Dead Love: Zombie Novel More Than a Thriller

No question about it, I LOVE a good rave. This one, which I found posted on Amazon, is truly diggable. The writer—Joanna Biggar, author of the rich, nostalgic and utterly scrumptious novel, That Paris Year—certainly knows how to turn a phrase. It’s awesome that she applied those killer skills to her review of DEAD LOVE. Definitely worth sharing. The whole unholy cast is in an uproar about it!

Dead Love Is More than a Thriller

Like a novitiate in a strange order, I wandered into the pages of Linda Watanabe McFerrin’s novel knowing little of zombies, ghouls, ninjas or their fellow spirits. I expected to enter something like a costume store window set for Hallowe’en. But because of McFerrin’s great gifts as a storyteller and poet, I found myself instead in a richly exotic, decaying world of odd beauty, like a garden planted with Baudelaire’s flowers of evil.

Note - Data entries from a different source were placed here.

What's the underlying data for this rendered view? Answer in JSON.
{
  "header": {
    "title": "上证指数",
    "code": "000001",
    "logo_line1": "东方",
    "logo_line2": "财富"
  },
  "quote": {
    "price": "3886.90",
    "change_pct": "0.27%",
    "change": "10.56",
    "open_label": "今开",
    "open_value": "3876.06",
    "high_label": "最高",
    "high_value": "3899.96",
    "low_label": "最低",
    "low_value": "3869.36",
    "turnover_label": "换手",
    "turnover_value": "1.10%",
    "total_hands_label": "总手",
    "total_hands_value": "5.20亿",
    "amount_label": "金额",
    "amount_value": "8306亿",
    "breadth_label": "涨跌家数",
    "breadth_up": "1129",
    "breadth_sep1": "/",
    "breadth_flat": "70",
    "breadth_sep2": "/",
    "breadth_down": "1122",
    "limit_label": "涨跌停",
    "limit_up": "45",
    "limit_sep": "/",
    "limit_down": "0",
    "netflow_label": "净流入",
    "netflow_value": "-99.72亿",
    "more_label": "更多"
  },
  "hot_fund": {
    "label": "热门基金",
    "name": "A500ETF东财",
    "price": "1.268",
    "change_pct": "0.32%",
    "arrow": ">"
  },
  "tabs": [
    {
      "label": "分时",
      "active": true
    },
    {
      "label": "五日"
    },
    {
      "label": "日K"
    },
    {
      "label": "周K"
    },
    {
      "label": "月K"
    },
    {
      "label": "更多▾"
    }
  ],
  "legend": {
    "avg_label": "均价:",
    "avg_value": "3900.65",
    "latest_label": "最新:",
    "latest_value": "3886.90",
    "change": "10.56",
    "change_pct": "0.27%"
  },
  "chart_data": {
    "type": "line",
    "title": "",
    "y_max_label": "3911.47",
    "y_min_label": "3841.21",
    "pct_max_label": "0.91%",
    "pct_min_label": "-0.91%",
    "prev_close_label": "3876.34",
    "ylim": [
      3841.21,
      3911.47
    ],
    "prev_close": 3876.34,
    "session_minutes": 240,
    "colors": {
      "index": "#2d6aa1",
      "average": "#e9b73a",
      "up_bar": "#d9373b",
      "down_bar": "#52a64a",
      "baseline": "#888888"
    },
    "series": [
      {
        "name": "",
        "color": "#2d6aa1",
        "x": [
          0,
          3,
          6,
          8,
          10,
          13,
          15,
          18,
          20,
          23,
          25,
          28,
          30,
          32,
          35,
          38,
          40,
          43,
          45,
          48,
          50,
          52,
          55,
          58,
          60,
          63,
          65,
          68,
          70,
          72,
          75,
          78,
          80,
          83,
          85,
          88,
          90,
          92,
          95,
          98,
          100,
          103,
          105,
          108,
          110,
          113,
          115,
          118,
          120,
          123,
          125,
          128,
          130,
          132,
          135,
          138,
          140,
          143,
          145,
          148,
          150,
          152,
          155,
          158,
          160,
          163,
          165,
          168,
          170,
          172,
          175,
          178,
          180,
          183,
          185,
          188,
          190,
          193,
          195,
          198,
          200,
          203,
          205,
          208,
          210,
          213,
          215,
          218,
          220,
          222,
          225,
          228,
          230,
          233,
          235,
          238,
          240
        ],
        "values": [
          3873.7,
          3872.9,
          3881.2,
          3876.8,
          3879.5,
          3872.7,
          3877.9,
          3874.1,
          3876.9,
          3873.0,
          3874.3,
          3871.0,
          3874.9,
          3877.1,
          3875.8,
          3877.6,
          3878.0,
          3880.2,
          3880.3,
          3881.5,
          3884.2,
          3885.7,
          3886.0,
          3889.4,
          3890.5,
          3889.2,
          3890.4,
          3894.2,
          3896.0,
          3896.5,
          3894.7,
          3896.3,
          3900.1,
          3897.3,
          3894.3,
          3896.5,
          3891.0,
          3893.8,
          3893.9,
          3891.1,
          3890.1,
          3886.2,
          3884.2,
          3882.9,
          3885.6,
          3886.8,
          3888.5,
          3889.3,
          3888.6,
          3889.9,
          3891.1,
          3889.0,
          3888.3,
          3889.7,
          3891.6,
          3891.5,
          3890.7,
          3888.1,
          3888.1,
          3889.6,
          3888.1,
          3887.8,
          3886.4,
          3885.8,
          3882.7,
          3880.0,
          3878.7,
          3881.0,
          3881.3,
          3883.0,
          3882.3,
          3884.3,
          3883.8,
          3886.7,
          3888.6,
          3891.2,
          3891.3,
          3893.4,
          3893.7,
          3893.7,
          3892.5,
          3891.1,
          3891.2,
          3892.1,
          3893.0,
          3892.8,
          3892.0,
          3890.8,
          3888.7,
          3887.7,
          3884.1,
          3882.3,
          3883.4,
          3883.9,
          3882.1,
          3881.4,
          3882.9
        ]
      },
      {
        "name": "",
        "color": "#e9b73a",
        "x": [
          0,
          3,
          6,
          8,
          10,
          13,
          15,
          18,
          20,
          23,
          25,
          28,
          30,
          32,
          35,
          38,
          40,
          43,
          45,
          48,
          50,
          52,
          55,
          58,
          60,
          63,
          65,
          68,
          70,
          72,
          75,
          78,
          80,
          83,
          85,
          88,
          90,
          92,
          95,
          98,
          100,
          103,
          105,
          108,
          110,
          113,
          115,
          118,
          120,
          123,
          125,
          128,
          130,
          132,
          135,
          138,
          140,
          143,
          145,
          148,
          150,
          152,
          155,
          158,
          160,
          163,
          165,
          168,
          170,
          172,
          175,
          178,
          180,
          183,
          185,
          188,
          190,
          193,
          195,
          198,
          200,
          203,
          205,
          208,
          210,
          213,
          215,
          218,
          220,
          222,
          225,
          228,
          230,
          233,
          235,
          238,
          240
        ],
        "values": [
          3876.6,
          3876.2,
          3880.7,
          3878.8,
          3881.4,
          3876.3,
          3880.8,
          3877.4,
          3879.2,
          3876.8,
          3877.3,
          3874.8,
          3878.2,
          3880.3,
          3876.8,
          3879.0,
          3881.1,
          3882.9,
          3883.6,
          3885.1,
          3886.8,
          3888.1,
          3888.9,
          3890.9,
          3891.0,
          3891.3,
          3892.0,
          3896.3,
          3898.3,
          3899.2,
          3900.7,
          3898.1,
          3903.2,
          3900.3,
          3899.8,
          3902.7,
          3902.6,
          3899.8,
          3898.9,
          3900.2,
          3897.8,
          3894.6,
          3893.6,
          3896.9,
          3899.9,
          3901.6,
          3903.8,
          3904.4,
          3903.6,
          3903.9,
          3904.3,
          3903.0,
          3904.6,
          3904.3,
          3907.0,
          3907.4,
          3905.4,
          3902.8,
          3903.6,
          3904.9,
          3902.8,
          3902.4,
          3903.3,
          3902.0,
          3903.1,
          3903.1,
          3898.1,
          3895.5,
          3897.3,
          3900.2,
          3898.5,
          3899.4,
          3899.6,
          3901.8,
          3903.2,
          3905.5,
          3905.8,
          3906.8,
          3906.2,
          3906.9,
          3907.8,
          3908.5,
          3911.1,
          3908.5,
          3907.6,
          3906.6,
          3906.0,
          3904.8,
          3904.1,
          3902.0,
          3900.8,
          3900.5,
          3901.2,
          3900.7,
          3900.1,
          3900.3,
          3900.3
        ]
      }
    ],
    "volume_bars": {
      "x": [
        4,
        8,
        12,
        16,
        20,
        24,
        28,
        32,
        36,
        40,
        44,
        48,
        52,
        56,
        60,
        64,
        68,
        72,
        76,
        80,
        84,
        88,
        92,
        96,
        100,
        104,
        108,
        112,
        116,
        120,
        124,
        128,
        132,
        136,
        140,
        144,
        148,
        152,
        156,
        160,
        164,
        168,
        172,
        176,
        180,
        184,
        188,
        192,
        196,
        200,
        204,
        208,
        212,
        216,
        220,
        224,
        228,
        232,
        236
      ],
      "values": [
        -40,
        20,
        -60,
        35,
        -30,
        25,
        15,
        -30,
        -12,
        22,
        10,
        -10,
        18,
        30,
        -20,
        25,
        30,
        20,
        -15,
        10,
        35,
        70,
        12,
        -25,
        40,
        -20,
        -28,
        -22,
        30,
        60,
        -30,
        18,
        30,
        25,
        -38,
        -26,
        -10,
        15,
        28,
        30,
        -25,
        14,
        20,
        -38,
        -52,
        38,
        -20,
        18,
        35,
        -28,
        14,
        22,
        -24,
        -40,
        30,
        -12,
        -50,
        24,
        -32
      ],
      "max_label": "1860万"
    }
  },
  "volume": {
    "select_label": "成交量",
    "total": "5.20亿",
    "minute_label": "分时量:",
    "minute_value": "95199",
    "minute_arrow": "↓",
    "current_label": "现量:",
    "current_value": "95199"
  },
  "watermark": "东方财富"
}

On one level, Dead Love reads like a thriller. It is fast-paced, moving quickly from continent to continent. From the neon-lit back alleys of Tokyo to the realms of black magic Vodoun in Haiti, to unsavory canals in Amsterdam and lush jungles of Malaysia, the action careens from place to place in a long, convoluted chase. The characters include the Japanese mobster Ryu, the ghoul Clément (a shapeshifter who inhabits and discards dead bodies like garments), and the near-Zombie girl Erin, who is pursued by the other two.

But the action, with its plentiful doses of gore, dismemberment, sex and drugs, is not all. The beauty of this book lies in the many layers beneath its surface, in its multiple underworlds. There, I found startling revelations as the story mirrors universal concerns about the meaning of existence: the thin line between victim and prey, possession and the possessed, death and resurrection. At the deepest level, the words Dead Love are almost like lament for the dead and a prayer for transformation, a chant to be sung while mourning — for a lost child, a damaged landscape, vanished beauty, or even books themselves.